Most recently we have been working together with a representative from Social Work England to develop a programme of sessions to support registered practitioners with their continuing professional development (CPD). This will involve a series of short sessions on set days each quarter. The first session provided an overview of the underpinning elements of Social Work England Standard 4: Maintain my CPD (setting out what you need to do to maintain your registration) looking at how Research in Practice resources might support it. Three subsequent half-hour sessions looked at each element in turn presenting examples of specific resources practitioners might wish to consider using, but also giving them time to share examples of CPD activity they have completed. Each session included the opportunity for practitioners to reflect on their CPD so far and to highlight topics of interest for discussion later in the year. Comments from staff attending has been positive suggesting that they feel reassured, supported, and appreciative of the opportunity to have some of the discussions missing when they are working remotely. The hope is that by the end of November practitioners will have been able to record succinct, relevant, impactful CPD against all the required elements of Standard 4.

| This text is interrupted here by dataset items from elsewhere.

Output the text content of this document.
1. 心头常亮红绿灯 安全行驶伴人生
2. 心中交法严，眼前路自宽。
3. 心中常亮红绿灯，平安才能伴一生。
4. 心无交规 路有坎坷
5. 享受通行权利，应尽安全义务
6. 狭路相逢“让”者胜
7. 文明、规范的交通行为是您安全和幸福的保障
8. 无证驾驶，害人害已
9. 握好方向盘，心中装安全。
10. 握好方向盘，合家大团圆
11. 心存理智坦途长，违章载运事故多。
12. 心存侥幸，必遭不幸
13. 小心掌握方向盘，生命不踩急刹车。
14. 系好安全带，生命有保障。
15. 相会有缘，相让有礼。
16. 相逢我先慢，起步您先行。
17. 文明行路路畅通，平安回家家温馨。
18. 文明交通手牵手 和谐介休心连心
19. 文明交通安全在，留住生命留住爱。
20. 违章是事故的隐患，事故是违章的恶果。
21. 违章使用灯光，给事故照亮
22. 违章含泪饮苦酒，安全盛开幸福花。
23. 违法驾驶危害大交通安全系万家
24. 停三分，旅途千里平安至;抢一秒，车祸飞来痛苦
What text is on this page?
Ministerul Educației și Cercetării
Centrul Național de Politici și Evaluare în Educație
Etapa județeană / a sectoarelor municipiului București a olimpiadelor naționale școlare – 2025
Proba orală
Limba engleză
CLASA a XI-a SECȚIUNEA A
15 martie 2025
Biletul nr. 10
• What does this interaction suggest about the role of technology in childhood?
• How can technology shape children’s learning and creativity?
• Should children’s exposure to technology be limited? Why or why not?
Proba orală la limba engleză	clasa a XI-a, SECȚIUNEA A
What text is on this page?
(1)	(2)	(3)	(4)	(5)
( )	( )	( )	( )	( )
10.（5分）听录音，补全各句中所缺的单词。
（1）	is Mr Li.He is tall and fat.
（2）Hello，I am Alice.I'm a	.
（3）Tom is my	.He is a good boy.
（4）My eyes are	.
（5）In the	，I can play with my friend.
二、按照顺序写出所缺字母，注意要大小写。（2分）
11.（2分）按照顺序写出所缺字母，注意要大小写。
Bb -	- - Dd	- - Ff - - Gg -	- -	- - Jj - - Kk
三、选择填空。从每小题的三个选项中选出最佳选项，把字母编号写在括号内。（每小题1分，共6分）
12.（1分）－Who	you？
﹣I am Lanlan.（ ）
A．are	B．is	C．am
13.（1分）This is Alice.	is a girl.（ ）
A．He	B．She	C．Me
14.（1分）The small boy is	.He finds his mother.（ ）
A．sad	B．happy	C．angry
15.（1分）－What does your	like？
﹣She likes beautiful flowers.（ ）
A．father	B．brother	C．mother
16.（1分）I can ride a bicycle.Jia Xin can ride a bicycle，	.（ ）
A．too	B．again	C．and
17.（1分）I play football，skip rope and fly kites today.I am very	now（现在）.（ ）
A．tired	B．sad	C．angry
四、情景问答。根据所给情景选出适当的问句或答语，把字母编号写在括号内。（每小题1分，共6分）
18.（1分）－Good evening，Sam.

If you would like to use a similar approach you can access a recorded version of session one of this programme.​

Louise Johnstone and Kath Webster

Louise Johnstone is a senior associate and account manager with Research in Practice. She works closely with Link Officers and Strategic Champions from across the Research in Practice Partner network supporting them to embed the use of the resources in practice. Helping them to share ideas for growing and maintaining engagement. Kath Webster is a Learning and Development Practitioner for Social Work, and the Link Officer for Bolton Council across the children, families, and adults practice areas.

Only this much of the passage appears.